Читать «Мы были высоки, русоволосы...» онлайн - страница 24

Николай Петрович Майоров

1938

Стол

Пусть не широк он. В пятнах. Пусть. Но он стоит с таким упорством, что забываешь сон и грусть в уюте мизерном и черством. С ним по соседству — абажур, который хлопает глазами, когда усталый, я гляжу на стол, заваленный стихами…

1938

«Никто не спросит, не скостит…»

Никто не спросит, не скостит, Не упрекнет обидным словом, Что стол мой пятнами изрыт, Как щеки мальчика рябого. Я спал на нем. Кому-то верил. И писем ждал. Знать, потому, Захлопнув поплотнее двери, Я стал завидовать ему. Живу с опаской. Снов не знаю. Считаю даты. Жду весны. А в окна, будто явь сквозная, Летят, не задевая, сны. Проходят дни, и все короче, Все явственней и глуше мне Поет мой стол, и чертят ночи Рисунок странный на стекле. И в тонких линиях ваянья, Что ночь выводит по стеклу, Так много слез и обаянья, Пристрастья вечного к теплу, — Что я теряюсь и немею. Я нем почти. Почти в снегу. Сказать хочу — и не умею, Хочу запеть — и не могу.

1938

На плоту

Тихо. Скучно. Как в скиту. Машет сумрак черным пледом. И за мною на плоту кто-то тенью ходит следом. Связь мочальная на бревнах в слизь размокнет, и тогда станет слышно, как неровно бьет в прибрежный мол вода. Я плыву… Тяжелым илом обрастает утлый плот. Слышно, будто по стропилам кто-то ходит взад-вперед. Оглянусь — и лишь увижу: где маячат фонари горизонт на пальцы нижет кольца красные зари.

1938

Пушкин

Ты не видел небо Абиссинии, — чахлая российская гроза захлестнула болью синие, крепко загрустившие глаза. и на чем глазам остановиться в этом мире, злобном и пустом, Если вся жандармская столица указует на тебя перстом.
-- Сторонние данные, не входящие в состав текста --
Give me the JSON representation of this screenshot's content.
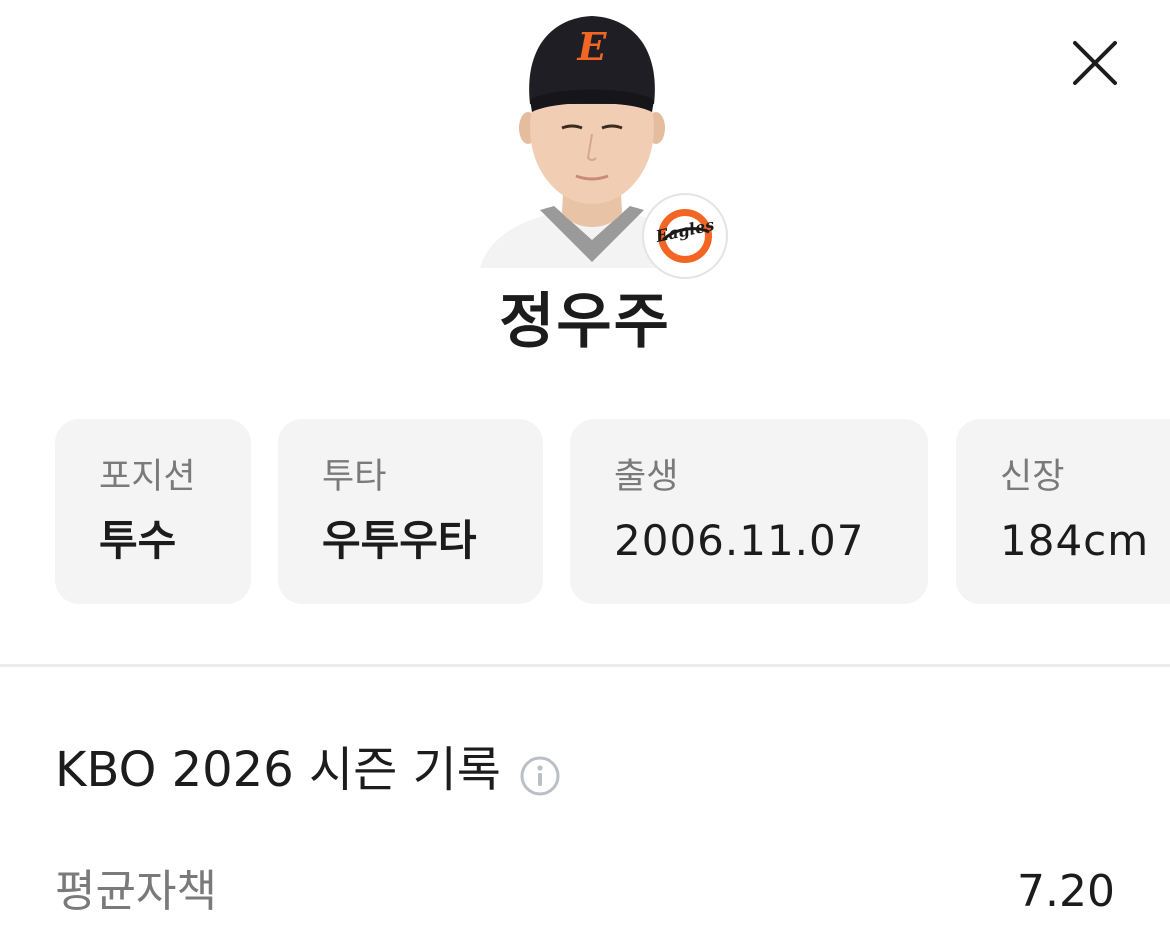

Если псы всех тайных отделений, ополчившись в скученном строю, в зверском аракчеевском равненьи топчут жизнь прекрасную твою? … Ты сидишь, кусая злобно перья, а ослабший северный закат проползает комнатой до двери. День ушел, чтоб не прийти назад! День ушел — и жизнь опять короче: вновь дороги, степи, деревца, и ямщик допеть тебе не хочет этой песни, грустной до конца. Не на смех ли от царя досталось юнкерские почести носить? Хоть спросить бы, комкая усталость, много ли тебе еще осталось сочинять, встречаться, колесить?..

1937

Рембрандт

В таверне дым, в кармане не флорина. Рембрандт ногтями стукает о стол, Любуясь переливами графина, Косым лучом, упавшим на подол Красотки местной. Пиво на исходе. Матросы просят рому, ну, а ром Теперь у бургомистров только в моде, А моряки привыкли пить ведром. Они сидят, нахохлившись, сутулясь, В своем углу и вспоминают вслух Вакханок с амстердамских улиц, Пустых жеманниц, безыскусных шлюх. А старый штурман, отойдя к окошку, Едва держась, как будто невзначай Красотке, несшей на подносе чай, Жмет с вожделеньем пухленькую ножку. Глухой маньяк, желающий не меньше, Чем этот штурман, в давке, на лету За полфлорина амстердамских женщин Ловить, как птиц, порхающих в порту, Глядит, трезвея, зло на моряка… Меж тем Рембрандт, взобравшись на подмостки, Двумя-тремя штрихами с маньяка Сухим огрызком делает наброски. Потом идет. Теперь проспаться где бы? Уснув, как грузчик, видит на заре Матросами заплеванное небо И слышит грусть шарманки во дворе.